For the past few years I've been teaching GNVQ courses. They're an excellent vehicle for PBL. Set deadlines/milestones, give feedback to students to enable them to improve their products/submissions, evaluate, move on to the next deadline or project etc etc. It should work really well if you're an organised teacher. I'm not the world's most organised teacher, but I do try to stick to deadlines or milestones and I really make sure I give student feedback, following milestones, to enable them to progress, but . . . I fail miserably in keeping students to deadlines. Why? Because I feel pressurised to ensure I achieve the highest grades possible for my students. Not for altruistic reasons, but because our school like every other school in the country is under pressure to achieve high grades. We all know the anti league table arguments so I won't spend time on this, but suffice to say our students albeit unconsciously know that I'll extend deadlines.
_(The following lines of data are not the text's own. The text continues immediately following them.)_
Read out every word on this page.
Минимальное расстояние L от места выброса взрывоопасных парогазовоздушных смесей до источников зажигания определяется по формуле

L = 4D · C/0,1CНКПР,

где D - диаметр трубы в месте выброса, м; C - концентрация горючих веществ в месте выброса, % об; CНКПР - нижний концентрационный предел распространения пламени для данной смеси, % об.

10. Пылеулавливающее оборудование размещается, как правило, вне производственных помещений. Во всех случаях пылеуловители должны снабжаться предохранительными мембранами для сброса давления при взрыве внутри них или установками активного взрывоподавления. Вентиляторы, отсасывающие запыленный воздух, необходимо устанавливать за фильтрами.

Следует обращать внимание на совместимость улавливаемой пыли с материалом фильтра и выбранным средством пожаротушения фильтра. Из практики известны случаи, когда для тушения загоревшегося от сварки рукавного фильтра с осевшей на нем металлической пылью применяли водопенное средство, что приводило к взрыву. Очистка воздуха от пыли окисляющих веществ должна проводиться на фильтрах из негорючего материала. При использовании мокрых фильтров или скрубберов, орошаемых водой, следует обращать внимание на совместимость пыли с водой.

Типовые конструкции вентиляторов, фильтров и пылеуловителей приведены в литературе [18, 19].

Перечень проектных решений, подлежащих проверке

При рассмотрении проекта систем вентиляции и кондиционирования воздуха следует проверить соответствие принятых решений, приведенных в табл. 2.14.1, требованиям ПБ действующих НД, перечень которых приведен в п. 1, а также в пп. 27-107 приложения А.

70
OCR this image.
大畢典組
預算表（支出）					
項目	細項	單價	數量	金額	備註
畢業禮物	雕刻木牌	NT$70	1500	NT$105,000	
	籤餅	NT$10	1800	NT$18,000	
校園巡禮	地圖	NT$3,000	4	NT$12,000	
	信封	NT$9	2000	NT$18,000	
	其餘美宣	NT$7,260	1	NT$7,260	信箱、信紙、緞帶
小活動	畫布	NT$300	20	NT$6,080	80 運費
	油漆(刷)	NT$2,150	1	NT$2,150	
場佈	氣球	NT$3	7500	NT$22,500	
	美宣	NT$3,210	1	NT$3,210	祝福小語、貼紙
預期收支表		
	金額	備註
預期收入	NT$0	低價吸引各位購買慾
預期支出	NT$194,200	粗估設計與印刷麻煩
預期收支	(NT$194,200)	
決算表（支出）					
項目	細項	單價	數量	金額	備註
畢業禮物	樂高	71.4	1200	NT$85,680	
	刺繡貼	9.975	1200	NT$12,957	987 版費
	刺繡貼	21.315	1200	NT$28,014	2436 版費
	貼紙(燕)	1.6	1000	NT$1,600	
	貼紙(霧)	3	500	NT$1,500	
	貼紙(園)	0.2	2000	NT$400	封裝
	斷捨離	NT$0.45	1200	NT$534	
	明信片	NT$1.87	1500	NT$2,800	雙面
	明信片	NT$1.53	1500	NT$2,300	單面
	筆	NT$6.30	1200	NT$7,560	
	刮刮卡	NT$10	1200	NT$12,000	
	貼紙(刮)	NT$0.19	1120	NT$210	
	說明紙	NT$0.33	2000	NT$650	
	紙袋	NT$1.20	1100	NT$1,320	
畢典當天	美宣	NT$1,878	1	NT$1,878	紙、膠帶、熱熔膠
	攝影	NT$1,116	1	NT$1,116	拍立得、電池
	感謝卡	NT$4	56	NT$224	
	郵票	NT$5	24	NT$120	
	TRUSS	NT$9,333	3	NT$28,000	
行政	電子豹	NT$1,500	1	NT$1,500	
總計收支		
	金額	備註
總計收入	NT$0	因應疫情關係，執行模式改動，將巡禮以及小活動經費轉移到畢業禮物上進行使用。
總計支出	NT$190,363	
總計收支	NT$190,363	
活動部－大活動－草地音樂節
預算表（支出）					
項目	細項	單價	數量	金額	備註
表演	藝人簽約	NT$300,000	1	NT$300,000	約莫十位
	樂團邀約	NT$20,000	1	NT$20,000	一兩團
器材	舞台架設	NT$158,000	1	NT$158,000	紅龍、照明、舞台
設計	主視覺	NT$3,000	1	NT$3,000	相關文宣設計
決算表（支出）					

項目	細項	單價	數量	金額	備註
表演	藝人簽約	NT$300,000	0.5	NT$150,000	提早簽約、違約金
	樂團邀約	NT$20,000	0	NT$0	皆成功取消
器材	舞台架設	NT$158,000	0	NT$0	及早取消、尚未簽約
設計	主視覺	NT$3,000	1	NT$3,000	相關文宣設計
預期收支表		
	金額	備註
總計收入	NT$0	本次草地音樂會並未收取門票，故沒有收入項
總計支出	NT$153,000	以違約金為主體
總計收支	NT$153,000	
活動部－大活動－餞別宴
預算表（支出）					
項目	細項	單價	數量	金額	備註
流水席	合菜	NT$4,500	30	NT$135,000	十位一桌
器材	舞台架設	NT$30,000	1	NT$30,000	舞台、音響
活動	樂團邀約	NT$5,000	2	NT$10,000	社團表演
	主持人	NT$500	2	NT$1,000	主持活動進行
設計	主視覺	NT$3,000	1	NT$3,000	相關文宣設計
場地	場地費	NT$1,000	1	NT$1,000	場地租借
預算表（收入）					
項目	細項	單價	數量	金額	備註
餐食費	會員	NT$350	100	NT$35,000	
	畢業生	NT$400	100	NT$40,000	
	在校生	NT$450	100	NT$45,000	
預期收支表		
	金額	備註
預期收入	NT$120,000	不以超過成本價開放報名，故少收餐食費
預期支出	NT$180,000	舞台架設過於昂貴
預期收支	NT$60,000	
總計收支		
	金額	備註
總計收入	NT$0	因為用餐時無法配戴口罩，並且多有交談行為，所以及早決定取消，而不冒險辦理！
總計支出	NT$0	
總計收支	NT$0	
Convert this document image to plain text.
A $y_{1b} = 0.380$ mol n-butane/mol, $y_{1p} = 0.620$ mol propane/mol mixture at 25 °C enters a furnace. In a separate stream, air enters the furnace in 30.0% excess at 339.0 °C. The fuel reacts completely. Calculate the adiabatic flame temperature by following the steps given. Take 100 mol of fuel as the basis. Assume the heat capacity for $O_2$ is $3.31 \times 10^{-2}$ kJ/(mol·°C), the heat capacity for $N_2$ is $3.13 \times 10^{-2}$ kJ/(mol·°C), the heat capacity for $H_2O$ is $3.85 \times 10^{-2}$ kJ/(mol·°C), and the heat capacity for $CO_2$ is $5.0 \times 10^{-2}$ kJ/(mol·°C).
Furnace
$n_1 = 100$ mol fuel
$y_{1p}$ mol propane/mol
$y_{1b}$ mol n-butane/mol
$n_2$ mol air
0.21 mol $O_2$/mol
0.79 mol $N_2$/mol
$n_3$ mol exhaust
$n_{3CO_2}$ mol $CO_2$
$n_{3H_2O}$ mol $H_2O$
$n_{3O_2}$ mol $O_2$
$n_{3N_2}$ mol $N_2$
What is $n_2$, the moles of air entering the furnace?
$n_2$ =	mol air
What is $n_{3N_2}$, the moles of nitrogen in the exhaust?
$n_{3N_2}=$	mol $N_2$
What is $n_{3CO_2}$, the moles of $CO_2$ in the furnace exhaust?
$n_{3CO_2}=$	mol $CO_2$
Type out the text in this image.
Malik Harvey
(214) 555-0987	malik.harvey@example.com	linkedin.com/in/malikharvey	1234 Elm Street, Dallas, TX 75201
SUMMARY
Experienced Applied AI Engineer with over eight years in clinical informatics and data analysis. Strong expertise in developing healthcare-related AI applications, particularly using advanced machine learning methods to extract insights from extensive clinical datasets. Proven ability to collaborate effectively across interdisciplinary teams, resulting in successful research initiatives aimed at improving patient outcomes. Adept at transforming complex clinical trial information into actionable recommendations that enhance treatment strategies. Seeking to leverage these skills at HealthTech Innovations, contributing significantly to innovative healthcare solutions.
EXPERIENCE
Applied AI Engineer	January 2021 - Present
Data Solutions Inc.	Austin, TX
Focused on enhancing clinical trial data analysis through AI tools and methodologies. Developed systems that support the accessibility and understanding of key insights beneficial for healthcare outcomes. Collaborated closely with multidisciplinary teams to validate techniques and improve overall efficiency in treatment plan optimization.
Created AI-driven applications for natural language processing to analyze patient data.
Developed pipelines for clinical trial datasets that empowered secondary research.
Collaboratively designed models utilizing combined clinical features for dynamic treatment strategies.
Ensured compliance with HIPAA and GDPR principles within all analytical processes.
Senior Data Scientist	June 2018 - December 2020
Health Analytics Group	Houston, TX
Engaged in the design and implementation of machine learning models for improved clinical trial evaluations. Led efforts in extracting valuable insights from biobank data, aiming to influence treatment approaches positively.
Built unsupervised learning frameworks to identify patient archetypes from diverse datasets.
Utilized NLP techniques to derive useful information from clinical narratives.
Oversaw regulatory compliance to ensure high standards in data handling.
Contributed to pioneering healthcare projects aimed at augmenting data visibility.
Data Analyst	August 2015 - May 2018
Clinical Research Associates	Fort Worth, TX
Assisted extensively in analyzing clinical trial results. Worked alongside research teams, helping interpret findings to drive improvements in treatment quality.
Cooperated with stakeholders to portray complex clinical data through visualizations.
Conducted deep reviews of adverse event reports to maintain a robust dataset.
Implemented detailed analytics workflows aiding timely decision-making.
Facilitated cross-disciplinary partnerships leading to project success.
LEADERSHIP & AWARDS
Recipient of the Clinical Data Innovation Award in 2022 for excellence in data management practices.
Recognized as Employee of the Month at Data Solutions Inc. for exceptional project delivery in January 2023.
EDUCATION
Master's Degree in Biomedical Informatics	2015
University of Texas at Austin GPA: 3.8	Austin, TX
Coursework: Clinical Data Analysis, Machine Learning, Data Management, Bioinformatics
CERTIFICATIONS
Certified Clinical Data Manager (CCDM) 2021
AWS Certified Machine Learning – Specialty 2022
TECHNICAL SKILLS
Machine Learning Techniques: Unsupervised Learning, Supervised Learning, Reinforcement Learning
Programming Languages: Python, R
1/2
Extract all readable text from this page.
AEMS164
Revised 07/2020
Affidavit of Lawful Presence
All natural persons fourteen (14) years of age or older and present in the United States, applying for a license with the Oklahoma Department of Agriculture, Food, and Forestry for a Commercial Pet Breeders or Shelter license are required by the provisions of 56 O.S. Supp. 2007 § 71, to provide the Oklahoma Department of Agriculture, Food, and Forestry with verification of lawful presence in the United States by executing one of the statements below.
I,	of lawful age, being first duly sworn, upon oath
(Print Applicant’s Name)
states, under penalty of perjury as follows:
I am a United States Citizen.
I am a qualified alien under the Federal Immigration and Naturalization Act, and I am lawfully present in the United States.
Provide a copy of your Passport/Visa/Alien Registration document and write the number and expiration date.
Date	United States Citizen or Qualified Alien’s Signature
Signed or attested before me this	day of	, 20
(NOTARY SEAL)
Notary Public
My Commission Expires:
Come on all you GNVQ teachers, tell me how useless a teacher I am. I know there will be a few out there who can keep to strict deadlines, but not many I guess and even less in inner city schools such as ours.
So why is it so hard to keep students to deadlines? I'd like to cover one possible reason in this post and another in the next.
The first reason concerns lack of practice. How many of us are good at meeting deadlines? How many of us rush out a piece of work in oder to make a deadline? The organisational and planning skills required to meet deadlines are high order dispositions, as is managing distractions. As I've mentioned before we have to begin to develop habits in students. By Year 10, when the pressure really begins to meet deadlines, students are suddenly required to switch these skills on. Most schools practice some form of action planning or target setting, but how many subjects or courses in schools really incorporate milestones and deadlines into their curriculum from an early age? How many address the meeting of these deadlines as part of the assessment criteria and discuss fully with students the reasons they didn't make the dead line? I may be wrong, but I expect when deadlines are Incorporated, students get little more than a nag or a row for not meeting it. Apply the same rationale to a difficult concept in a subject - say quadratic equations. If a student struggles with this at first and doesn't manage to complete the problem, does the teacher give them a row or nag? Probably not, because the teacher expects this and will sit down with the student to help them overcome the difficulty. Why can't we apply this to deadlines? Meeting deadlines is just another difficult concept/action to understand and fulfill It's another thing to be learned through practice until it becomes unconscious. Apply the same rationale to students who have been let out of class to go to the resource centre/library to do some independent study, but instead go off and muck about in the toilets. Again it's a difficult thing for young people to manage. Set free with friends? What's the priority, work or "having a laugh"? Invariably the students are reprimanded and told not to do it again (or worse, they are not given the opportunity to go out again) when they come back with little to show. The student has done wrong. It's a pity that we don't regard these misdemeanors more seriously as part of the learning process and give the students the opportunity to practice the skills of time management, responsibility, and managing distractions/procrastination. This is the main reason I want to begin the PBL programme at the Academy - I want it to address these dispositions and really explore with the students why (for example) they haven't met a deadline, rather than dishing out the detentions.